Durante anos se acreditou que o classe C queria ser classe A.
Não é verdade. Sua aspiração está mais próxima do sucesso do vizinho que do
ricaço, que para ele é perdulário, joga dinheiro fora e não tem valores
familiares
Pensando em inglês, vem à memória o comercial do uísque que
diz “Keep walking, Brazil”, depois de mostrar a montanha que circunda a Baía de
Guanabara se mover, estremecer o Rio de Janeiro, se levantar e caminhar,
seguida dos dizeres “O gigante não está mais adormecido”. Lembrarei ao
publicitário outros reclames, como o do fabricante de automóvel que ousa dizer
ao espectador que “esta é a melhor fase de sua vida”; ou do grande banco com o
jingle “ser Brazuca é estar na moral, ganhar o seu dindin num trampo legal, na
praia ou na cidade, no morro ou na perifa...” E perguntarei o que eles têm em
comum. Ele dirá: “O mercado está apostando na autoestima em alta dos
brasileiros”.
Exato. Se uma dessas propagandas fosse de empresa pública ou
órgão do governo, algum colunista de jornal ou analista da TV diria que é
ufanismo barato pago com dinheiro público. Mas, como é o mercado que está
dizendo, talvez seja melhor prestar atenção e não brigar com a realidade. Para
entrar na cabeça do público-alvo, a publicidade precisa provocar identificação,
empatia. Ao apostar no momento brasileiro, algumas empresas não intuem nem
chutam. Elas investigam, pesquisam, procuram saber a que pensamentos a cabeça
da massa está aberta.
Esse é um dos trabalhos do Datapopular: investigar a quantas
andam os pensamentos do povão, aquela camada menos endinheirada da população,
as chamadas classes C e D, que vivem com renda média per capita abaixo de R$
1.000, compõem um universo de 104 milhões de pessoas, têm potencial anual de
consumo de R$ 1 trilhão e provocam mal-estar entre o núcleo de jornalismo de
uma emissora e seu núcleo de novelas, já que esse povão se identifica mais com
as meras coincidências entre a ficção e a realidade do que com as notícias do
horário nobre. Trata-se de uma “nação” que ganhou 35 milhões de pessoas nos
últimos dez anos, passando de 35% da população em 2002 para 53% em 2012.

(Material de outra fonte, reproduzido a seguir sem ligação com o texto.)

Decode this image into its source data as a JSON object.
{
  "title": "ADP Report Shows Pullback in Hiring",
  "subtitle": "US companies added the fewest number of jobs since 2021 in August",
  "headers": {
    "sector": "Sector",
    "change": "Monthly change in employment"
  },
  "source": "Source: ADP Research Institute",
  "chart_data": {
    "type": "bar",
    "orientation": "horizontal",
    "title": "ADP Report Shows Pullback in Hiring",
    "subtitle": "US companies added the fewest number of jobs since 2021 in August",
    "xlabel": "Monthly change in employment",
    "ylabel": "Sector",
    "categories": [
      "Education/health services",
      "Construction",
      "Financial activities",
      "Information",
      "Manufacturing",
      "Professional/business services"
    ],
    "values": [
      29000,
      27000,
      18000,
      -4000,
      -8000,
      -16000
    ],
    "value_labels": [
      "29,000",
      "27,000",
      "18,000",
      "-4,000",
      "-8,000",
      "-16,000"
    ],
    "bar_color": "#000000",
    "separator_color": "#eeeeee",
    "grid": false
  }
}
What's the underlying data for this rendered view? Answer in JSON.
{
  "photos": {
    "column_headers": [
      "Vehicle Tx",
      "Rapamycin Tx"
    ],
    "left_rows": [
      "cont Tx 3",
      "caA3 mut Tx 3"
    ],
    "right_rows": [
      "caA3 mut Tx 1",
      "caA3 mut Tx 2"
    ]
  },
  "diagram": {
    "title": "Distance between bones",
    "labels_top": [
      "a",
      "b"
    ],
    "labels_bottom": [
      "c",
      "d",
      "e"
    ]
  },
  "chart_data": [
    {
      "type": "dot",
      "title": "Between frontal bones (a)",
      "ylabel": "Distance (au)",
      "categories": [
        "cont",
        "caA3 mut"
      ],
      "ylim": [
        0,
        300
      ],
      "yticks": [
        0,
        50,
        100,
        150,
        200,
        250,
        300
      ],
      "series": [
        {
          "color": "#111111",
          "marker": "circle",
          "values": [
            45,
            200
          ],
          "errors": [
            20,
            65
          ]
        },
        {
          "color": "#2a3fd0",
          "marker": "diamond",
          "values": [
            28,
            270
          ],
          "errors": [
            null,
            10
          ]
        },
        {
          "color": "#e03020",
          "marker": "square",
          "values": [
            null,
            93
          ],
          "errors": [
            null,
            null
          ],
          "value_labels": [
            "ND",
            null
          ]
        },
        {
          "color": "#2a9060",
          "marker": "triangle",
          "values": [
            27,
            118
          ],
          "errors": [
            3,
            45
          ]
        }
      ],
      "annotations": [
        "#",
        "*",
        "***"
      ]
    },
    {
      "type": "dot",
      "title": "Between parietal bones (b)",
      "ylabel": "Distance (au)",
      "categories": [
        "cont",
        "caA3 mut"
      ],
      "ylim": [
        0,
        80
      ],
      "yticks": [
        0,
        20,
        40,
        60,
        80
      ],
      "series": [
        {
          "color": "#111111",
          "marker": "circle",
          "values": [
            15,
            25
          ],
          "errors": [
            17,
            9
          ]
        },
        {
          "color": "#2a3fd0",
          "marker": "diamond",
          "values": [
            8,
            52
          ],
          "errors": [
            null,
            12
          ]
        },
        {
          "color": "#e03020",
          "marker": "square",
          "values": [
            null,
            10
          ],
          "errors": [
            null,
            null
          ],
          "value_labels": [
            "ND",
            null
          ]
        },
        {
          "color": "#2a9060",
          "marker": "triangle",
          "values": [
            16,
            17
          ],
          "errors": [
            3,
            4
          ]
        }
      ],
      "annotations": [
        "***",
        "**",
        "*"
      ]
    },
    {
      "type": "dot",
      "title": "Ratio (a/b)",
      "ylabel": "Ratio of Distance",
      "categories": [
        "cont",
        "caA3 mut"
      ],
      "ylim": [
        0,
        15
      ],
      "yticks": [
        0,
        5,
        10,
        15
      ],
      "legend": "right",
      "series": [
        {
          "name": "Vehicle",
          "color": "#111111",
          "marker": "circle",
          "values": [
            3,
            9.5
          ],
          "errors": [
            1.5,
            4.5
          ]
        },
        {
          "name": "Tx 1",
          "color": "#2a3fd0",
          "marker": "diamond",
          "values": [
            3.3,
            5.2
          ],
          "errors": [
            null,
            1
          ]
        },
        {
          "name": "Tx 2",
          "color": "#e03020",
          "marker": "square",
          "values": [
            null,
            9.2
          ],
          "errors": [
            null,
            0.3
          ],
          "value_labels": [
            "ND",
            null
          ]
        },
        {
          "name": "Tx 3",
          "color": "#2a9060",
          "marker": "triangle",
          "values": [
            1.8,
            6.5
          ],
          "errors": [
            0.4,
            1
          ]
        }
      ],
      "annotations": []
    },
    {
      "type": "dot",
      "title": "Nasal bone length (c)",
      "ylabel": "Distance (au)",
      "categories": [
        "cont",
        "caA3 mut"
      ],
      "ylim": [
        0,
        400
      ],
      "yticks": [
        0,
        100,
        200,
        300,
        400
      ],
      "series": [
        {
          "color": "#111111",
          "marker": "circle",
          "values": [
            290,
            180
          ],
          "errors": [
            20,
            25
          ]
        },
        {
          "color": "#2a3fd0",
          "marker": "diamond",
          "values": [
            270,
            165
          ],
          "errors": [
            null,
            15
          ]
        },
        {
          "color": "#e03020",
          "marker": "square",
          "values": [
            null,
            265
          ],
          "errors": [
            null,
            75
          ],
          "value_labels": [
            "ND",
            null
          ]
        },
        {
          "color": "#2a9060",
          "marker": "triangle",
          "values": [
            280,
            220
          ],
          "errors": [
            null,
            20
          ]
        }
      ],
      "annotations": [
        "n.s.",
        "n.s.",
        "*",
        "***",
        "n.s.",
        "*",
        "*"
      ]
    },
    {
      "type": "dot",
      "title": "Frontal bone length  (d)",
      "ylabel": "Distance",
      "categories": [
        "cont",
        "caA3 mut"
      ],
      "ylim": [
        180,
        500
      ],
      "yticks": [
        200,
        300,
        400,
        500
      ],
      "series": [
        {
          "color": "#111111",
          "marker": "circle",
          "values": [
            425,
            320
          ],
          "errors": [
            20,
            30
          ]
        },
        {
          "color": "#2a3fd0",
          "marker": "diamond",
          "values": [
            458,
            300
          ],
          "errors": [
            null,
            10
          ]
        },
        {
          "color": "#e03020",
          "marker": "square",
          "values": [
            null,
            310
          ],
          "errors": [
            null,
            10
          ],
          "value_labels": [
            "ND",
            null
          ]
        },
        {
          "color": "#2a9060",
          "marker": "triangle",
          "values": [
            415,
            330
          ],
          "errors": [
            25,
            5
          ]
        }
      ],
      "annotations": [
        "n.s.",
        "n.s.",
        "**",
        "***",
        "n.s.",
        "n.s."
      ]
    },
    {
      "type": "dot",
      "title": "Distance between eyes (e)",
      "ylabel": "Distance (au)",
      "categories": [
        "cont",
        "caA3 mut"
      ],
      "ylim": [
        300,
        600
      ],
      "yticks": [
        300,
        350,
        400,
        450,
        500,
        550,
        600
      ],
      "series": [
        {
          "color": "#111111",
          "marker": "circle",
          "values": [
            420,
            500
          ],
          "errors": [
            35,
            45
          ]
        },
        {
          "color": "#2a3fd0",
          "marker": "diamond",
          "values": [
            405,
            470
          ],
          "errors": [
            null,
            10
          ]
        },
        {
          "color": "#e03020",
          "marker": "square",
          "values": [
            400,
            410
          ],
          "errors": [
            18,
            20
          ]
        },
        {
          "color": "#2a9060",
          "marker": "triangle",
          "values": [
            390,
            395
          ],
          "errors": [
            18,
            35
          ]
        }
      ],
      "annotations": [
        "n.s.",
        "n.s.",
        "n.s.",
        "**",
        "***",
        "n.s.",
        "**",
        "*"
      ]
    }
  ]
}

Para entender esse público, Renato Meirelles já fez muitas
imersões de campo – e já levou clientes para isso –, vivendo por uma semana ou
um mês com famílias em comunidades pobres para decifrar seus sentimentos, porque
existe, segundo ele, uma grande diferença entre a teoria da pesquisa de opinião
e a prática da vida cotidiana.
"A nossa classe média são 104 milhões de pessoas que
movimentam R$ 1 trilhão por ano. Se fosse um país, seria a 11ª população do
mundo e o 18º em potencial de consumo"
Não se trata de obra social, tampouco romântica, mas de
business: o Datapopular ganha dinheiro, e não é pouco, dando consultoria a
empresas. Orienta executivos a desenvolver produtos que cairão no gosto desse
consumidor, que está louco para comprar um computador que saiba usar ou para
encontrar com facilidade a passagem para a primeira viagem de avião. E que boa
parte dos tais formadores de opinião ainda não descobriu.
Como você foi parar
nesse negócio de investigar a cabeça da população mais pobre?
O Datapopular surgiu em 2001, uma ideia dos meus sócios. Eles
viram um relatório do (banco norte-americano) Goldman Sachs, que dizia que o
futuro do Brasil estava na Rússia, na Índia e na China, e que ninguém estudava
esse mercado. Então, o Datapopular nasceu dentro de uma agência de propaganda.
Um professor meu entrou nesse primeiro time do Datapopular e me contratou como
estagiário. Nesses pouco mais de dez anos fomos crescendo e viramos uma empresa
de pesquisa de mercado e também de consultoria para desenvolver estratégias de
negócios de comunicação para a classe C e D. Tivemos algumas fases de atuação.
Num primeiro momento descobrimos que as pessoas não conheciam esse público.
Depois apresentamos esse público. Levamos executivos para morar em comunidades.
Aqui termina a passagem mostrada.